Wednesday, January 30, 2008

A good and bad day

I am meant to be marking. Again. Aaargh, sooo much marking!

Today after school we were in the staffroom. I had already missed one phone meeting due to a drama with crazy "H". By "we" I mean lots of the young teachers. And we were all complaining about why things are so tough and bad at our school. We concluded that it was because we were all over-worked and stretched too thinly to get things done properly. On the one hand we have a lovely £30m new building. On the other hand, we have so few staff to cope with everything that we are all continuously just trying to keep our heads above water.

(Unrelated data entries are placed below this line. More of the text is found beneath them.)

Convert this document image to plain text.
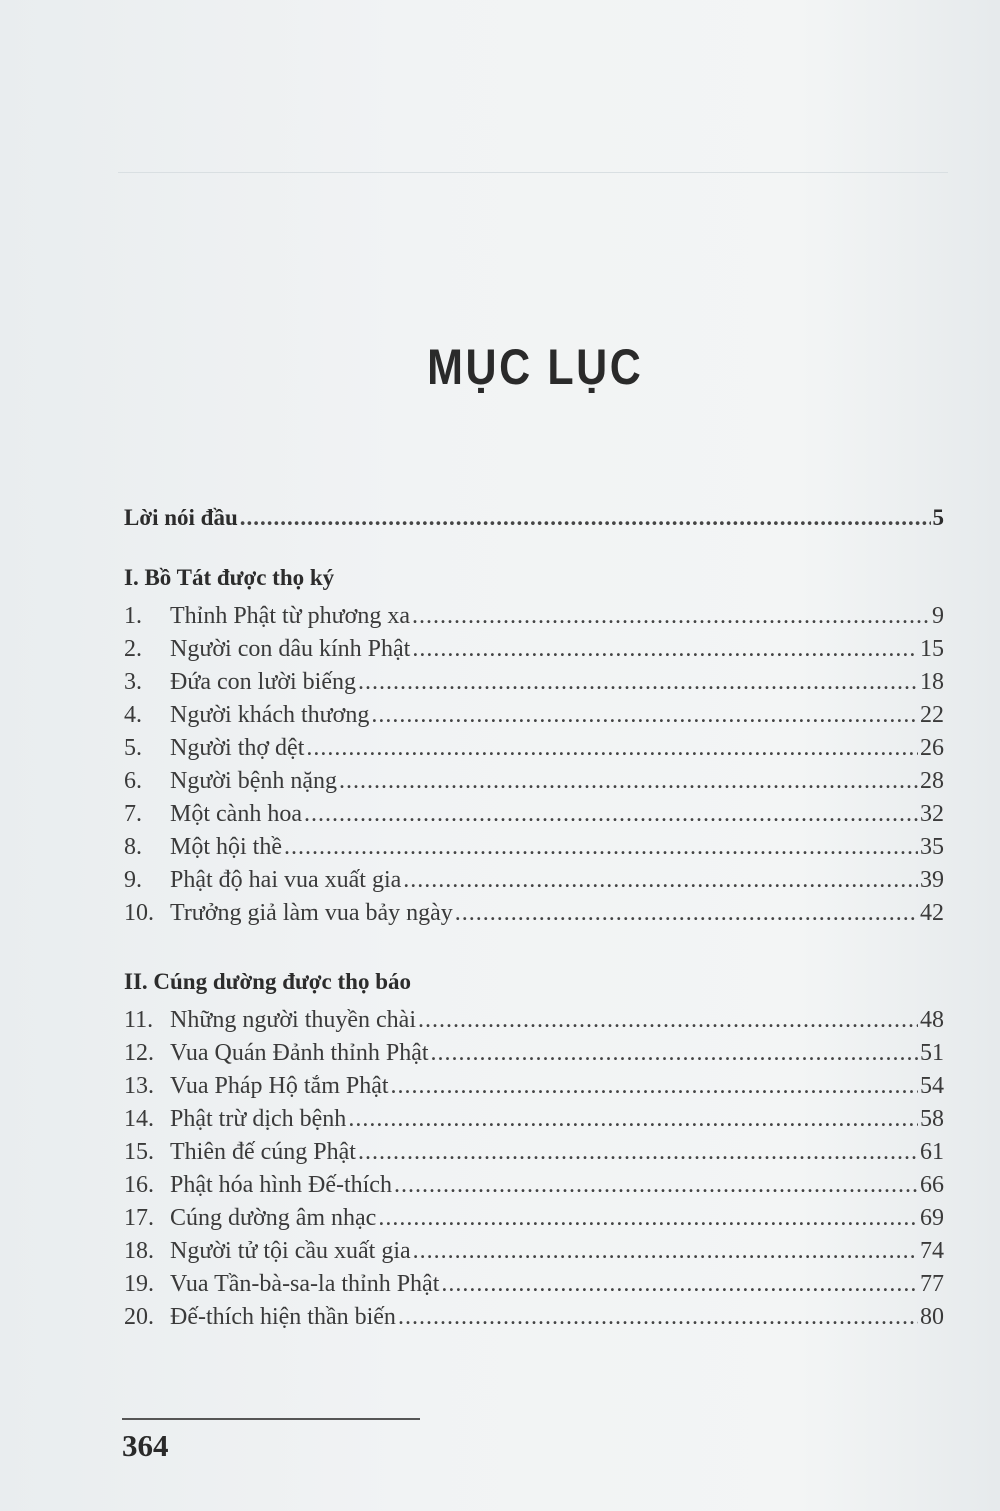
MỤC LỤC
Lời nói đầu .....	5
I. Bồ Tát được thọ ký
1.	Thỉnh Phật từ phương xa .....	9
2.	Người con dâu kính Phật .....	15
3.	Đứa con lười biếng .....	18
4.	Người khách thương .....	22
5.	Người thợ dệt .....	26
6.	Người bệnh nặng .....	28
7.	Một cành hoa .....	32
8.	Một hội thề .....	35
9.	Phật độ hai vua xuất gia .....	39
10. Trưởng giả làm vua bảy ngày .....	42
II. Cúng dường được thọ báo
11. Những người thuyền chài .....	48
12. Vua Quán Đảnh thỉnh Phật .....	51
13. Vua Pháp Hộ tắm Phật .....	54
14. Phật trừ dịch bệnh .....	58
15. Thiên đế cúng Phật .....	61
16. Phật hóa hình Đế-thích .....	66
17. Cúng dường âm nhạc .....	69
18. Người tử tội cầu xuất gia .....	74
19. Vua Tần-bà-sa-la thỉnh Phật .....	77
20. Đế-thích hiện thần biến .....	80
364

I regularly work a 50+ hour week. Get into school at 7:45am, don't leave till 5pm, do a couple of hours of marking on an evening, work Sat morning/Sun night. Yes, I could probably manage time better, and yes I am still new to teaching so I am still learning, but surely that is a bit nuts? I'm not even a massive perfectionist. Yes I put in effort when I plan lessons and make resources - I want my lessons to be good, so perhaps this takes more time. But I guess the key thing is that once I am in school, that's pretty much it, I'm running around all day. Today I had 10 minutes spare for lunch, and one free lesson in which I was filled in loads of forms and chased up various tutor things, but the rest of the time was spent doing stuff. I don't understand, how do people get things done so that they are not working, or thinking about work, AAAALLL the time?!

On the plus side I hit the gym this morning, was ace. On the minus side, this was because I didn't sleep last night, and when I did I had nightmares, so humph. On the plus side all my lessons were awesome today, genuinely good with no trouble (perhaps because some of my naughty Y10s were stoned in the afternoon, or so I suspect...). On the down side there was loads of drama with various kids and fights and exclusions etc.

I think the worst thing today was speaking with J, my form co-tutor. She's an NQT like me, but she's one of those people who's really amazing at her job, always on the ball, always giving that little bit extra, always doing good things, loved by all the kids etc. But today was the first time I've seen her seem to be under the same stress and pressure as everyone else. She said she had an awful day and she was upset about it and about all the horrible things that happen in our school. I am sad about this because I feel like she's been broken down too. I hope not though, all we can do is bounce back each day and try again. But it's frustrating when no-one seems to fix anything, there's just too much to sort out for anything to actually be sorted.

Woo, one more day of school before a training day, oh yeah! Oh wait, the marking.